しかし、もうひとつの焦点だった連勝記録は、14日目に大関・稀勢の里に敗れ43でストップ。まるで3年前の九州場所2日目、史上2位の63連勝で止まったときのビデオを見るようだったが、“負けるべくして負けた”と見ている相撲関係者も多かった。
「稀勢の里が前半で負け、綱取りのプレッシャーから解放されてノビノビ取ったこともあるが、白鵬にも負ける材料があった。その最大のものが稽古不足。もともとそんなに多い方ではないが、この場所前は出稽古もたったの3日間と極端に少なかった」(関係者)

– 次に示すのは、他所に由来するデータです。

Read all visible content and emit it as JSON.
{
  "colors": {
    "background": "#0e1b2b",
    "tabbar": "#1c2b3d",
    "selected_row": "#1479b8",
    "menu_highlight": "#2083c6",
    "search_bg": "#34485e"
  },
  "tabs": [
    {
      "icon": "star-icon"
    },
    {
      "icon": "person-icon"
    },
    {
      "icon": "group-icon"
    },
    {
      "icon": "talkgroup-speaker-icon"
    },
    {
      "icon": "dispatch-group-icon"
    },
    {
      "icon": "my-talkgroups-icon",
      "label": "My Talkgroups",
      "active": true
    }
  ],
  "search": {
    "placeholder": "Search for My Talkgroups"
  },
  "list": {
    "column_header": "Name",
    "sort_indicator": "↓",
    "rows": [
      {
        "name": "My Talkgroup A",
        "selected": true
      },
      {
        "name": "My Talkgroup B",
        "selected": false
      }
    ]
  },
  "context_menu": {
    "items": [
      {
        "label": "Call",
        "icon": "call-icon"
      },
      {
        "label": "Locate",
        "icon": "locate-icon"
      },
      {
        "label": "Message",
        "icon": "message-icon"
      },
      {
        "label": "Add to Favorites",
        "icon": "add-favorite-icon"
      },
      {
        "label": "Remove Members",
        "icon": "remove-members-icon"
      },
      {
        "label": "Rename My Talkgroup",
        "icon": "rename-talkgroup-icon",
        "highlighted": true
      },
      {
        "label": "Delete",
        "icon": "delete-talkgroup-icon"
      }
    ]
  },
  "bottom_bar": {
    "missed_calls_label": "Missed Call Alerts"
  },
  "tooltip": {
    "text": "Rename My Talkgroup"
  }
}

その理由について師匠の宮城野親方(元幕内竹葉山)は、「もっと出稽古したかったんだけど、断られてできなかったんだ。こうなると強すぎるのも困るね」とこぼしていた。もちろん、白鵬の心のどこかに、「この程度でも大丈夫だろう」という、おごりや甘えがあったのも確かだろう。
稽古不足は相撲勘や体作りにもマイナス。そのため、中盤から後半、勝つには勝ったが、ヒヤヒヤ相撲のオンパレード。とどめは12日目の取組中に起きた右わき腹の肉離れだ。患部をテーピングで固定し、優勝は決めたが、稀勢の里戦や千秋楽の日馬富士戦では明らかに影響した。
「しそうもないところでケガをするというのは衰えの始まり。過去の大横綱たちもそうやって、引退に追い込まれていったのです」(前出・関係者)
強すぎる横綱とその他の力士たちの差が、来場所以降、いよいよ縮まることになるのだろうか。